Having spent a lot of time in rooms surrounded by successful male entrepreneurs, I found the lack of self-promotion by women entrepreneurs to be staggering.

A new study shows that 69% of women entrepreneurs would rather minimize their successes than tell people about them.

by Lisa Curtis Small Business / Founder of Kuli Kuli, a mission-driven moringa food startup / For Forbes

photo: Lisa Curtis Pitching Onstage at the Barclays Unreasonable World Forum / CHET STRANGE

Recently, I sat in a room with dozens of the most successful women entrepreneurs in the country. Had I not known that every woman in that room had been hand-selected for her business prowess, I might have thought it was simply a group of female friends having a reunion.

While a certain amount of informal chatting is to be expected, the remarkable thing about that room of high-powered female entrepreneurs was that at no point did I hear anyone come close to bragging about the amazing success of their $20M+ companies or their $100M exits. Having spent a lot of time in rooms surrounded by successful male entrepreneurs, I found the lack of self-promotion to be staggering.

Coming closely on the heels of Women’s Entrepreneurship Day, a new study showed that 69% of women would rather minimize their successes than tell people about them. This “self-promotion gap” appears to grow with age, with older women being 20% more likely to want to blend in and downplay their strengths. This means that the women who are most advanced in their careers, and likely have the most accomplishments, are the least likely to talk about them.
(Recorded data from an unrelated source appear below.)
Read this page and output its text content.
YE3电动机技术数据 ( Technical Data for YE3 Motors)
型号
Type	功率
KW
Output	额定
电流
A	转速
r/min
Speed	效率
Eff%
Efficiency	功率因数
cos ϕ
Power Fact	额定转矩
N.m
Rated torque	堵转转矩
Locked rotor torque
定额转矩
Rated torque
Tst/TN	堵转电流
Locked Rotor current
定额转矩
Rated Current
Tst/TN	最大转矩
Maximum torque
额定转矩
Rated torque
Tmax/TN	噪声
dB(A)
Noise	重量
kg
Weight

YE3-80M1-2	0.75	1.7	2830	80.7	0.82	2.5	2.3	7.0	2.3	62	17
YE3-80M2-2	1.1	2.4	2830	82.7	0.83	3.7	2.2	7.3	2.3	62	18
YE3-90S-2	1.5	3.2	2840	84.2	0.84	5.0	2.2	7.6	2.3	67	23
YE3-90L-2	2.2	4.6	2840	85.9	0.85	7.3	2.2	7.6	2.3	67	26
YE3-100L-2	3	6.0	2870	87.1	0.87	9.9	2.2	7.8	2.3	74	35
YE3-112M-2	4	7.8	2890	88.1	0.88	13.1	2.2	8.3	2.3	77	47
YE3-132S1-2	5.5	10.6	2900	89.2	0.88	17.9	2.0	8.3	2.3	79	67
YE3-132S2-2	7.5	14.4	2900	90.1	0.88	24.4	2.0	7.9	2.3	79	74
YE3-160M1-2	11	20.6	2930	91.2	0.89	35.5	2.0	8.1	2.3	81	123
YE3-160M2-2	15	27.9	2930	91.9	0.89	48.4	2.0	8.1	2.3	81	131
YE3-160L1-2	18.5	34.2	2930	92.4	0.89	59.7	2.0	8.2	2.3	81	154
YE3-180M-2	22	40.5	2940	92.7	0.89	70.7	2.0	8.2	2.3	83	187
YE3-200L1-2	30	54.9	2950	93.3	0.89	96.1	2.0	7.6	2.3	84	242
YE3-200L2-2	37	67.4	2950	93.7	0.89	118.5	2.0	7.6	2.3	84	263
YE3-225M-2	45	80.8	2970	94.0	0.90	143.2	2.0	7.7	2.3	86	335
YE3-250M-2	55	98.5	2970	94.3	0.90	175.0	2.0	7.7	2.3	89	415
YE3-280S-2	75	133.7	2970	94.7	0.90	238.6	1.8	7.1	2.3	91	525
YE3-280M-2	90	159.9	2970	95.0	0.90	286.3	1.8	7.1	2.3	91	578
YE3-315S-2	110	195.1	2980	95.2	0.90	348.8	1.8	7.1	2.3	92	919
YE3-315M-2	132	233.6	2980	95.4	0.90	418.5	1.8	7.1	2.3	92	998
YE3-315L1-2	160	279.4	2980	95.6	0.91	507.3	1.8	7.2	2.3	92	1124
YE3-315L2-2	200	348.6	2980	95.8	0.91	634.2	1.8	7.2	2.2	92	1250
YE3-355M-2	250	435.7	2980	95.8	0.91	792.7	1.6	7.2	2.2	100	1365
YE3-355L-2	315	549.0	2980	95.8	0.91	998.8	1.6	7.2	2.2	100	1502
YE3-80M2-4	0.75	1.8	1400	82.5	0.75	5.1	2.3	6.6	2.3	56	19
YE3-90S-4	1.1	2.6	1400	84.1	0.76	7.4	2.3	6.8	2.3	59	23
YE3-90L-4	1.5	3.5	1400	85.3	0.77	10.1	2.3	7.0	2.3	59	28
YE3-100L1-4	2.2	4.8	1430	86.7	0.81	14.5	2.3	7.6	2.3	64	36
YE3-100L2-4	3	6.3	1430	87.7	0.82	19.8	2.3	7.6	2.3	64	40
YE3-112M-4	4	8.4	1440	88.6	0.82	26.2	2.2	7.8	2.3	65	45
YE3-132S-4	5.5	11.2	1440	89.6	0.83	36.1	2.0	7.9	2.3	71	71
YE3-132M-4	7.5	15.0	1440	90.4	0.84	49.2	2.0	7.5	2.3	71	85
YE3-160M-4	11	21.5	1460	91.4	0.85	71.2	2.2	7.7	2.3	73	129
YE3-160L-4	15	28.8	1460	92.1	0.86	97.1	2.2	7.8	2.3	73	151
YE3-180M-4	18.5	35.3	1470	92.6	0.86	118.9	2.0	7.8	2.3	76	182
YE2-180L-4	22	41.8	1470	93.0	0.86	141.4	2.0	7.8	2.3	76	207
While humility is a trait with many virtues, it is not a helpful one in the field of entrepreneurship. By definition, entrepreneurs are creating something out of nothing. Most investors, particularly at early-stages, are investing more in the founders than the idea or product. The more impressive the founder makes herself out to be, the more likely she’ll be successful in raising the money she needs to scale. Clearly this isn’t happening as it should. I’ve written about this challenge before, noting that women are starting companies at a rate of 1.5x times higher than the national average but male-owned businesses receive 23x more VC funding.